Hezbollah’s drones include what it says are the locally assembled Ayoub and Mersad models, which analysts say are cheap and relatively easy to produce.

Unguided rockets comprised the bulk of Hezbollah’s missile arsenal in the last war with Israel in 2006, when the group fired about 4,000 of them into Israel – mostly Russian-made Katyusha-style rockets with a range of up to 30 km (19 miles).
Nasrallah said the biggest change in Hezbollah’s arsenal since 2006 is the expansion of its precision guidance systems.

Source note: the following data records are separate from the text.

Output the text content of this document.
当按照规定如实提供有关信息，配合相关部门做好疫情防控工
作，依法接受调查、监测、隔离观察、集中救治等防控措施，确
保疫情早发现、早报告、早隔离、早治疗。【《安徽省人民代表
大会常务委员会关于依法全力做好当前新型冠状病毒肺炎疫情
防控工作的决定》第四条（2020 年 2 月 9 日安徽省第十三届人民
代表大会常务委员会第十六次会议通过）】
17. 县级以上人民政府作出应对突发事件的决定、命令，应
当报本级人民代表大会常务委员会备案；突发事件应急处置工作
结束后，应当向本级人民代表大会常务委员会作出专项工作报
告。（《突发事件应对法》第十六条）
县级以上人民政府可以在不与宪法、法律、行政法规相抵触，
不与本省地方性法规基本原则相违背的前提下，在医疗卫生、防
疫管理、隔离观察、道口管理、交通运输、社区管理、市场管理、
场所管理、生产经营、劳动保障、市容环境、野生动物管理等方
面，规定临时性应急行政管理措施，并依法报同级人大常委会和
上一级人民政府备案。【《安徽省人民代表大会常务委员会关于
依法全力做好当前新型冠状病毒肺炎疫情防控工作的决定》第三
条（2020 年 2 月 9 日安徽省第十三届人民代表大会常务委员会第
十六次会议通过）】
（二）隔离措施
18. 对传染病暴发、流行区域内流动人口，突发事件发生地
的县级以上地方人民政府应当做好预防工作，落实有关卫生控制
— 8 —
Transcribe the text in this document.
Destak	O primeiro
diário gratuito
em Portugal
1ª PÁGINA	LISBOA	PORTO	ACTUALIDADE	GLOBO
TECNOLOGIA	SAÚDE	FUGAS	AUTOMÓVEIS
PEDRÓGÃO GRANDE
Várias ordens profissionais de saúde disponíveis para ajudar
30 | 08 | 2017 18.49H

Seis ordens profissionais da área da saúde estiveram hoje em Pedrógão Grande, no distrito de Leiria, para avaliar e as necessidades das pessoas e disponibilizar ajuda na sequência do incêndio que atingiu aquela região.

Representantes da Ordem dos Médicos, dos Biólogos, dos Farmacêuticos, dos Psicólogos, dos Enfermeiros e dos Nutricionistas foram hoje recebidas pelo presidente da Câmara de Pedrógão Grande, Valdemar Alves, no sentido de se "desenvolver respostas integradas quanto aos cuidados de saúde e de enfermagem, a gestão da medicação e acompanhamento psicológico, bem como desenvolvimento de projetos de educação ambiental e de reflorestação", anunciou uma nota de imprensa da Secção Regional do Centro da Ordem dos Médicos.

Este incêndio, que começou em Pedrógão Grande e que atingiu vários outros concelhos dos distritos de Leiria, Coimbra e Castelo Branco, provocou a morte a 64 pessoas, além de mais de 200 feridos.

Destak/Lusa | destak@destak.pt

In 2022, he said Hezbollah had the capability in Lebanon to upgrade thousands of rockets with guidance systems to make them precision missiles.
Hezbollah has Iranian designs such as Raad (Arabic for Thunder), Fajr (Dawn) and Zilzal (Quake) missiles, which have a more powerful payload and longer range than Katyushas.
Rockets fired by Hezbollah at Israel during the Gaza conflict in October included Katyushas and Burkan (Volcano) rockets with an explosive charge of 300-500 kg.
Its Iranian-made Falaq 2 missiles it first used on June 8 could carry a larger warhead than the Falaq 1 used in the past.
Alluding to the damage it could do, Nasrallah made a veiled threat in 2016 that Hezbollah could strike ammonia storage tanks in the northern Israeli port city of Haifa, saying the result would be “like a nuclear bomb “.

Hezbollah first proved it possessed anti-ship missiles in 2006 when it hit an Israeli warship 16 km (10 miles) off the coast, killing four Israeli personnel and damaging the ship.
Since the 2006 war, Hezbollah has acquired the Russian-made Yakhont anti-ship missile with a range of 300 km (186 miles), sources familiar with its arsenal say. Hezbollah has not confirmed it has the weapon.
Hezbollah has also released videos it says show more of the same type of anti-ship missile used in 2006.